Заплатил ученый старьевщику несколько грошей, понес рвань к себе, все лампы зажег, всю ночь в лупу рассматривал, кислотой оттирал. А утром заблестели на рвани золотые ниточки, и прочел он затканный знак «Мантия короля Аликана».
Висит теперь этот кусочек старой тряпки в европейском музее под стеклом, под замком, и отдельный сторож к нему приставлен, чтобы не украли и в Америку не продали.

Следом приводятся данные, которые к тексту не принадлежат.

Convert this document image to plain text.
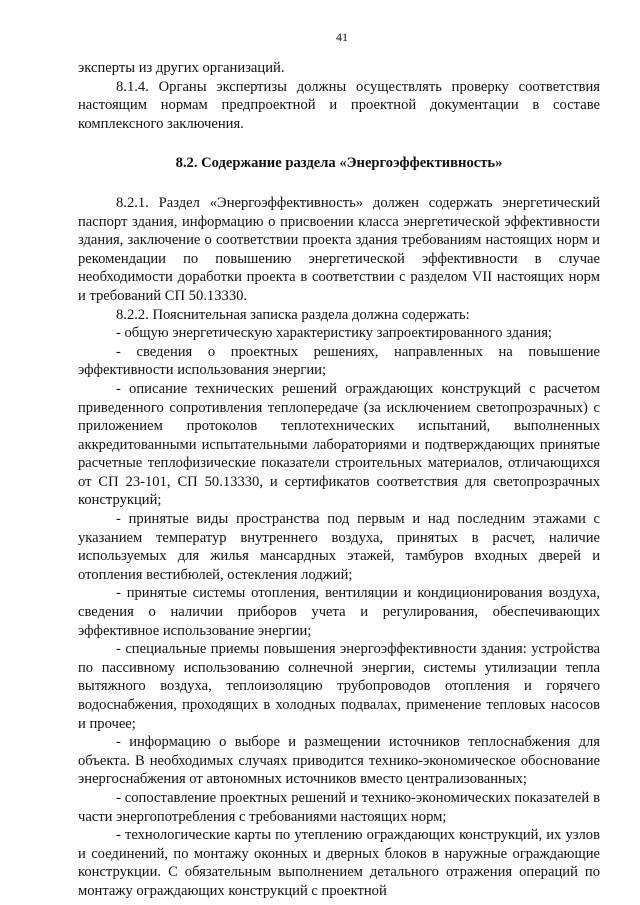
41

эксперты из других организаций.

8.1.4. Органы экспертизы должны осуществлять проверку соответствия настоящим нормам предпроектной и проектной документации в составе комплексного заключения.

8.2. Содержание раздела «Энергоэффективность»

8.2.1. Раздел «Энергоэффективность» должен содержать энергетический паспорт здания, информацию о присвоении класса энергетической эффективности здания, заключение о соответствии проекта здания требованиям настоящих норм и рекомендации по повышению энергетической эффективности в случае необходимости доработки проекта в соответствии с разделом VII настоящих норм и требований СП 50.13330.

8.2.2. Пояснительная записка раздела должна содержать:

- общую энергетическую характеристику запроектированного здания;

- сведения о проектных решениях, направленных на повышение эффективности использования энергии;

- описание технических решений ограждающих конструкций с расчетом приведенного сопротивления теплопередаче (за исключением светопрозрачных) с приложением протоколов теплотехнических испытаний, выполненных аккредитованными испытательными лабораториями и подтверждающих принятые расчетные теплофизические показатели строительных материалов, отличающихся от СП 23-101, СП 50.13330, и сертификатов соответствия для светопрозрачных конструкций;

- принятые виды пространства под первым и над последним этажами с указанием температур внутреннего воздуха, принятых в расчет, наличие используемых для жилья мансардных этажей, тамбуров входных дверей и отопления вестибюлей, остекления лоджий;

- принятые системы отопления, вентиляции и кондиционирования воздуха, сведения о наличии приборов учета и регулирования, обеспечивающих эффективное использование энергии;

- специальные приемы повышения энергоэффективности здания: устройства по пассивному использованию солнечной энергии, системы утилизации тепла вытяжного воздуха, теплоизоляцию трубопроводов отопления и горячего водоснабжения, проходящих в холодных подвалах, применение тепловых насосов и прочее;

- информацию о выборе и размещении источников теплоснабжения для объекта. В необходимых случаях приводится технико-экономическое обоснование энергоснабжения от автономных источников вместо централизованных;

- сопоставление проектных решений и технико-экономических показателей в части энергопотребления с требованиями настоящих норм;

- технологические карты по утеплению ограждающих конструкций, их узлов и соединений, по монтажу оконных и дверных блоков в наружные ограждающие конструкции. С обязательным выполнением детального отражения операций по монтажу ограждающих конструкций с проектной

Изучают профессора по этой тряпке аликанов быт и культуру. Каждая ниточка в ней, в этой тряпке, важна и драгоценна. Поэты о ней стихи пишут. И кто на нее ни посмотрит, всякий разное видит. Одному кажется, что заткана она огнями, другому – будто лилиями, а третий ясно видит змею и дракона. И все правы, потому что каждый видит то, что может, и каждому хочется понять и узнать тайное.
Ученый, нашедший эту чудесную реликвию, прославился, а старьевщик, узнав, что продешевил товар, с горя повесился. Так ему и надо. Должен был знать, что у людей высокого происхождения есть знак, и пусть самый последний нищий бросит такую вещь за ненадобностью, цена ей, незнаемая и скрытая, – вечна.
Баба-Яга
Сказки рассказывают: «Баба-Яга, костяная нога, в ступе едет, пестом погоняет, помелом след заметает».
Учитель словесности говорил: «Баба-Яга – богиня вьюг и метелей».
В детских книжках изображалась Баба-Яга худой, дикой старухой с зелеными злыми глазами, изо рта клык торчит, волосы седые космами. Страшная, костлявая – у-у-у, и детей ест.
Слово «богиня» вызывало представление о красоте – Венера, Диана. Мы видели их статуи, образцы совершенства. Мы слышали выражение «хороша, как богиня». И вдруг эта лютая ведьма, злющая, уродливая старуха – наша богиня. Было это нелепо и смешно.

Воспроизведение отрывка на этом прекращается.